Abstract:
While that ROS causes DNA damage is well documented, there has been limited investigation into whether DNA damages and their repair processes can conversely induce oxidative stress. By generating a site-specific DNA double strand break (DSB) via I-SceI endonuclease expression in S. cerevisiae without damaging other cellular components, this study demonstrated that DNA repair does trigger oxidative stress. Deleting genes participating in the initiation of the resection step of homologous recombination (HR), like the MRX complex, resulted in stimulation of ROS. In contrast, deleting genes acting downstream of HR resection suppressed ROS levels. Additionally, blocking non-homologous end joining (NHEJ) also suppressed ROS. Further analysis identified Rad53 as a key player that relays DNA damage signals to alter redox metabolism in an HR-specific manner. These results suggest both HR and NHEJ can drive metabolism changes and oxidative stress, with NHEJ playing a more prominent role in ROS stimulation. Further analysis revealed a correlation between DSB-induced ROS increase and enhanced activity of NADPH oxidase Yno1 and various antioxidant enzymes. Deleting the antioxidant gene SOD1 induced synthetic lethality in HR-deficient mutants like mre11Δ and rad51Δ upon DSB induction. These findings uncover a significant interplay between DNA repair mechanisms and cellular metabolism, providing insights into understanding the side effects of genotoxic therapies and potentially aiding development of more effective cancer treatment strategies.
摘要:
虽然ROS导致DNA损伤是有据可查的,关于DNA损伤及其修复过程是否可以相反诱导氧化应激的研究有限。
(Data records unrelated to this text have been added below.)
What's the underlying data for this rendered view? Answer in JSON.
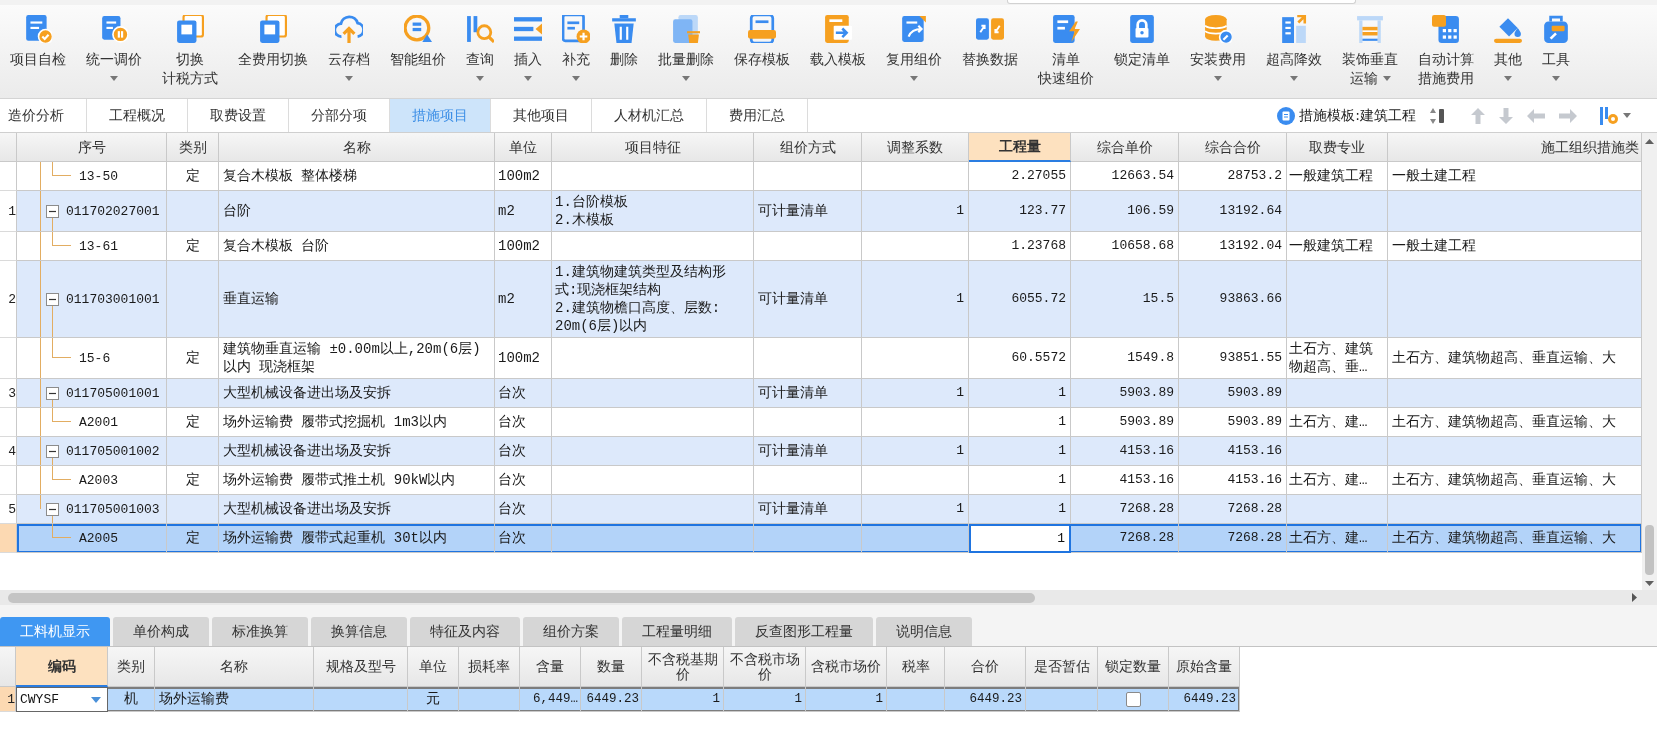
{
  "toolbar": {
    "buttons": [
      {
        "lines": [
          "项目自检"
        ],
        "dropdown": false
      },
      {
        "lines": [
          "统一调价"
        ],
        "dropdown": true
      },
      {
        "lines": [
          "切换",
          "计税方式"
        ],
        "dropdown": false
      },
      {
        "lines": [
          "全费用切换"
        ],
        "dropdown": false
      },
      {
        "lines": [
          "云存档"
        ],
        "dropdown": true
      },
      {
        "lines": [
          "智能组价"
        ],
        "dropdown": false
      },
      {
        "lines": [
          "查询"
        ],
        "dropdown": true
      },
      {
        "lines": [
          "插入"
        ],
        "dropdown": true
      },
      {
        "lines": [
          "补充"
        ],
        "dropdown": true
      },
      {
        "lines": [
          "删除"
        ],
        "dropdown": false
      },
      {
        "lines": [
          "批量删除"
        ],
        "dropdown": true
      },
      {
        "lines": [
          "保存模板"
        ],
        "dropdown": false
      },
      {
        "lines": [
          "载入模板"
        ],
        "dropdown": false
      },
      {
        "lines": [
          "复用组价"
        ],
        "dropdown": true
      },
      {
        "lines": [
          "替换数据"
        ],
        "dropdown": false
      },
      {
        "lines": [
          "清单",
          "快速组价"
        ],
        "dropdown": false
      },
      {
        "lines": [
          "锁定清单"
        ],
        "dropdown": false
      },
      {
        "lines": [
          "安装费用"
        ],
        "dropdown": true
      },
      {
        "lines": [
          "超高降效"
        ],
        "dropdown": true
      },
      {
        "lines": [
          "装饰垂直",
          "运输"
        ],
        "dropdown": true
      },
      {
        "lines": [
          "自动计算",
          "措施费用"
        ],
        "dropdown": false
      },
      {
        "lines": [
          "其他"
        ],
        "dropdown": true
      },
      {
        "lines": [
          "工具"
        ],
        "dropdown": true
      }
    ]
  },
  "tabs": [
    {
      "label": "造价分析",
      "selected": false
    },
    {
      "label": "工程概况",
      "selected": false
    },
    {
      "label": "取费设置",
      "selected": false
    },
    {
      "label": "分部分项",
      "selected": false
    },
    {
      "label": "措施项目",
      "selected": true
    },
    {
      "label": "其他项目",
      "selected": false
    },
    {
      "label": "人材机汇总",
      "selected": false
    },
    {
      "label": "费用汇总",
      "selected": false
    }
  ],
  "template": {
    "label": "措施模板:建筑工程"
  },
  "table": {
    "columns": [
      {
        "label": "序号",
        "selected": false
      },
      {
        "label": "类别",
        "selected": false
      },
      {
        "label": "名称",
        "selected": false
      },
      {
        "label": "单位",
        "selected": false
      },
      {
        "label": "项目特征",
        "selected": false
      },
      {
        "label": "组价方式",
        "selected": false
      },
      {
        "label": "调整系数",
        "selected": false
      },
      {
        "label": "工程量",
        "selected": true
      },
      {
        "label": "综合单价",
        "selected": false
      },
      {
        "label": "综合合价",
        "selected": false
      },
      {
        "label": "取费专业",
        "selected": false
      },
      {
        "label": "施工组织措施类",
        "selected": false
      }
    ],
    "rows": [
      {
        "kind": "quota",
        "code": "13-50",
        "type": "定",
        "name": "复合木模板 整体楼梯",
        "unit": "100m2",
        "quantity": "2.27055",
        "unit_price": "12663.54",
        "total": "28753.2",
        "fee_category": "一般建筑工程",
        "measure_category": "一般土建工程",
        "selected": false
      },
      {
        "kind": "list",
        "number": "1",
        "expanded": true,
        "code": "011702027001",
        "name": "台阶",
        "unit": "m2",
        "feature": "1.台阶模板\n2.木模板",
        "pricing": "可计量清单",
        "coefficient": "1",
        "quantity": "123.77",
        "unit_price": "106.59",
        "total": "13192.64",
        "selected": false,
        "children": [
          {
            "kind": "quota",
            "code": "13-61",
            "type": "定",
            "name": "复合木模板 台阶",
            "unit": "100m2",
            "quantity": "1.23768",
            "unit_price": "10658.68",
            "total": "13192.04",
            "fee_category": "一般建筑工程",
            "measure_category": "一般土建工程",
            "selected": false
          }
        ]
      },
      {
        "kind": "list",
        "number": "2",
        "expanded": true,
        "code": "011703001001",
        "name": "垂直运输",
        "unit": "m2",
        "feature": "1.建筑物建筑类型及结构形式:现浇框架结构\n2.建筑物檐口高度、层数:20m(6层)以内",
        "pricing": "可计量清单",
        "coefficient": "1",
        "quantity": "6055.72",
        "unit_price": "15.5",
        "total": "93863.66",
        "selected": false,
        "children": [
          {
            "kind": "quota",
            "code": "15-6",
            "type": "定",
            "name": "建筑物垂直运输 ±0.00m以上,20m(6层)以内 现浇框架",
            "unit": "100m2",
            "quantity": "60.5572",
            "unit_price": "1549.8",
            "total": "93851.55",
            "fee_category": "土石方、建筑物超高、垂…",
            "measure_category": "土石方、建筑物超高、垂直运输、大",
            "selected": false
          }
        ]
      },
      {
        "kind": "list",
        "number": "3",
        "expanded": true,
        "code": "011705001001",
        "name": "大型机械设备进出场及安拆",
        "unit": "台次",
        "pricing": "可计量清单",
        "coefficient": "1",
        "quantity": "1",
        "unit_price": "5903.89",
        "total": "5903.89",
        "selected": false,
        "children": [
          {
            "kind": "quota",
            "code": "A2001",
            "type": "定",
            "name": "场外运输费 履带式挖掘机 1m3以内",
            "unit": "台次",
            "quantity": "1",
            "unit_price": "5903.89",
            "total": "5903.89",
            "fee_category": "土石方、建…",
            "measure_category": "土石方、建筑物超高、垂直运输、大",
            "selected": false
          }
        ]
      },
      {
        "kind": "list",
        "number": "4",
        "expanded": true,
        "code": "011705001002",
        "name": "大型机械设备进出场及安拆",
        "unit": "台次",
        "pricing": "可计量清单",
        "coefficient": "1",
        "quantity": "1",
        "unit_price": "4153.16",
        "total": "4153.16",
        "selected": false,
        "children": [
          {
            "kind": "quota",
            "code": "A2003",
            "type": "定",
            "name": "场外运输费 履带式推土机 90kW以内",
            "unit": "台次",
            "quantity": "1",
            "unit_price": "4153.16",
            "total": "4153.16",
            "fee_category": "土石方、建…",
            "measure_category": "土石方、建筑物超高、垂直运输、大",
            "selected": false
          }
        ]
      },
      {
        "kind": "list",
        "number": "5",
        "expanded": true,
        "code": "011705001003",
        "name": "大型机械设备进出场及安拆",
        "unit": "台次",
        "pricing": "可计量清单",
        "coefficient": "1",
        "quantity": "1",
        "unit_price": "7268.28",
        "total": "7268.28",
        "selected": false,
        "children": [
          {
            "kind": "quota",
            "code": "A2005",
            "type": "定",
            "name": "场外运输费 履带式起重机 30t以内",
            "unit": "台次",
            "quantity": "1",
            "unit_price": "7268.28",
            "total": "7268.28",
            "fee_category": "土石方、建…",
            "measure_category": "土石方、建筑物超高、垂直运输、大",
            "selected": true
          }
        ]
      }
    ]
  },
  "bottom_tabs": [
    {
      "label": "工料机显示",
      "selected": true
    },
    {
      "label": "单价构成",
      "selected": false
    },
    {
      "label": "标准换算",
      "selected": false
    },
    {
      "label": "换算信息",
      "selected": false
    },
    {
      "label": "特征及内容",
      "selected": false
    },
    {
      "label": "组价方案",
      "selected": false
    },
    {
      "label": "工程量明细",
      "selected": false
    },
    {
      "label": "反查图形工程量",
      "selected": false
    },
    {
      "label": "说明信息",
      "selected": false
    }
  ],
  "resource_table": {
    "columns": [
      {
        "label": "编码",
        "selected": true
      },
      {
        "label": "类别",
        "selected": false
      },
      {
        "label": "名称",
        "selected": false
      },
      {
        "label": "规格及型号",
        "selected": false
      },
      {
        "label": "单位",
        "selected": false
      },
      {
        "label": "损耗率",
        "selected": false
      },
      {
        "label": "含量",
        "selected": false
      },
      {
        "label": "数量",
        "selected": false
      },
      {
        "label": "不含税基期价",
        "selected": false
      },
      {
        "label": "不含税市场价",
        "selected": false
      },
      {
        "label": "含税市场价",
        "selected": false
      },
      {
        "label": "税率",
        "selected": false
      },
      {
        "label": "合价",
        "selected": false
      },
      {
        "label": "是否暂估",
        "selected": false
      },
      {
        "label": "锁定数量",
        "selected": false
      },
      {
        "label": "原始含量",
        "selected": false
      }
    ],
    "rows": [
      {
        "number": "1",
        "code": "CWYSF",
        "type": "机",
        "name": "场外运输费",
        "unit": "元",
        "content": "6,449…",
        "quantity": "6449.23",
        "base_price_excl_tax": "1",
        "market_price_excl_tax": "1",
        "market_price_incl_tax": "1",
        "total": "6449.23",
        "locked": false,
        "original_content": "6449.23",
        "selected": true
      }
    ]
  }
}
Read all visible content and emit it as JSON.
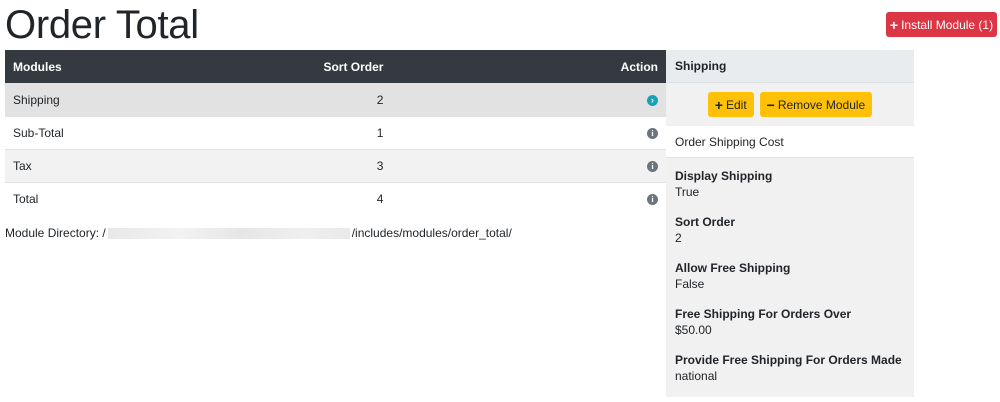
{
  "page": {
    "title": "Order Total",
    "install_button": "Install Module (1)"
  },
  "table": {
    "headers": {
      "modules": "Modules",
      "sort_order": "Sort Order",
      "action": "Action"
    },
    "rows": [
      {
        "name": "Shipping",
        "sort": "2",
        "action_icon": "chevron-right-circle-icon"
      },
      {
        "name": "Sub-Total",
        "sort": "1",
        "action_icon": "info-circle-icon"
      },
      {
        "name": "Tax",
        "sort": "3",
        "action_icon": "info-circle-icon"
      },
      {
        "name": "Total",
        "sort": "4",
        "action_icon": "info-circle-icon"
      }
    ]
  },
  "module_directory": {
    "label": "Module Directory: /",
    "path_suffix": "/includes/modules/order_total/"
  },
  "side_panel": {
    "title": "Shipping",
    "edit_button": "Edit",
    "remove_button": "Remove Module",
    "description": "Order Shipping Cost",
    "settings": [
      {
        "key": "Display Shipping",
        "value": "True"
      },
      {
        "key": "Sort Order",
        "value": "2"
      },
      {
        "key": "Allow Free Shipping",
        "value": "False"
      },
      {
        "key": "Free Shipping For Orders Over",
        "value": "$50.00"
      },
      {
        "key": "Provide Free Shipping For Orders Made",
        "value": "national"
      }
    ]
  },
  "colors": {
    "danger": "#dc3545",
    "warning": "#ffc107",
    "table_header": "#343a40",
    "info_icon": "#6c757d",
    "selected_icon": "#17a2b8"
  }
}
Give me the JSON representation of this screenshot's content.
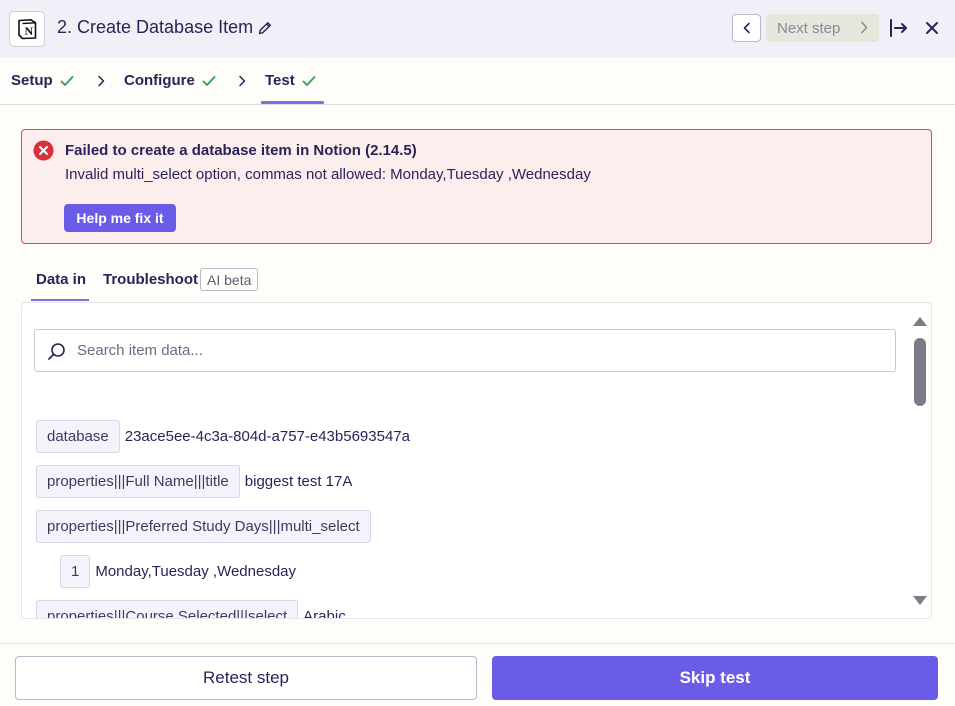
{
  "header": {
    "app_icon_letter": "N",
    "title": "2. Create Database Item",
    "next_label": "Next step"
  },
  "stepper": {
    "steps": [
      {
        "label": "Setup"
      },
      {
        "label": "Configure"
      },
      {
        "label": "Test"
      }
    ]
  },
  "alert": {
    "title": "Failed to create a database item in Notion (2.14.5)",
    "message": "Invalid multi_select option, commas not allowed: Monday,Tuesday ,Wednesday",
    "fix_label": "Help me fix it"
  },
  "tabs": {
    "data_in": "Data in",
    "troubleshoot": "Troubleshoot",
    "beta": "AI beta"
  },
  "data_panel": {
    "search_placeholder": "Search item data...",
    "rows": [
      {
        "key": "database",
        "value": "23ace5ee-4c3a-804d-a757-e43b5693547a"
      },
      {
        "key": "properties|||Full Name|||title",
        "value": "biggest test 17A"
      },
      {
        "key": "properties|||Preferred Study Days|||multi_select",
        "value": ""
      },
      {
        "key": "1",
        "value": "Monday,Tuesday ,Wednesday"
      },
      {
        "key": "properties|||Course Selected|||select",
        "value": "Arabic"
      }
    ]
  },
  "footer": {
    "retest_label": "Retest step",
    "skip_label": "Skip test"
  },
  "colors": {
    "accent": "#6b5ce7",
    "error": "#e2484f",
    "success": "#2e9e55"
  }
}
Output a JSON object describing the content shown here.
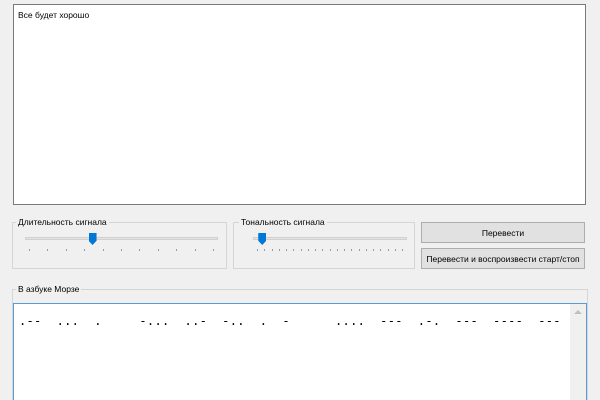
{
  "input": {
    "text": "Все будет хорошо"
  },
  "duration": {
    "label": "Длительность сигнала",
    "level": 0.35,
    "ticks": 10
  },
  "tone": {
    "label": "Тональность сигнала",
    "level": 0.06,
    "ticks": 20
  },
  "buttons": {
    "translate": "Перевести",
    "translate_play": "Перевести и воспроизвести старт/стоп"
  },
  "morse": {
    "label": "В азбуке Морзе",
    "text": ".--  ...  .     -...  ..-  -..  .  -      ....  ---  .-.  ---  ----  ---"
  },
  "colors": {
    "accent": "#0078d7",
    "focus_border": "#5b9bd5"
  }
}
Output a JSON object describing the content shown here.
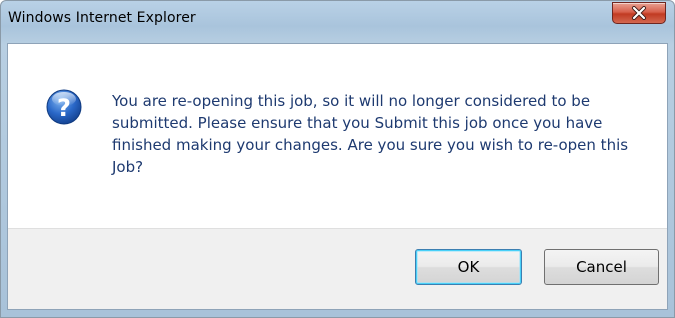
{
  "window": {
    "title": "Windows Internet Explorer",
    "close_icon": "close-icon"
  },
  "message": {
    "icon": "question-icon",
    "text": "You are re-opening this job, so it will no longer considered to be submitted. Please ensure that you Submit this job once you have finished making your changes. Are you sure you wish to re-open this Job?"
  },
  "buttons": {
    "ok_label": "OK",
    "cancel_label": "Cancel"
  },
  "colors": {
    "message_text": "#1e3a70",
    "close_button": "#c13a22",
    "frame": "#a9c4dc",
    "button_area": "#f0f0f0"
  }
}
通过在酿酒酵母中通过I-SceI内切核酸酶表达产生位点特异性DNA双链断裂(DSB)而不损害其他细胞成分,这项研究表明,DNA修复确实会引发氧化应激。删除参与同源重组(HR)切除步骤起始的基因,就像MRX复合体一样,导致ROS的刺激。相比之下,删除作用于HR切除下游的基因抑制了ROS水平。此外,阻断非同源末端连接(NHEJ)也抑制了ROS。进一步的分析确定Rad53是以HR特异性方式传递DNA损伤信号以改变氧化还原代谢的关键参与者。这些结果表明,HR和NHEJ都可以驱动代谢变化和氧化应激,NHEJ在ROS刺激中起着更突出的作用。进一步的分析表明,DSB诱导的ROS增加与NADPH氧化酶Yno1和各种抗氧化酶的活性增强之间存在相关性。在DSB诱导后,删除抗氧化剂基因SOD1在HR缺陷型突变体如mre11Δ和rad51Δ中诱导合成致死性。这些发现揭示了DNA修复机制和细胞代谢之间的重要相互作用。提供深入了解基因毒性疗法的副作用,并可能帮助开发更有效的癌症治疗策略。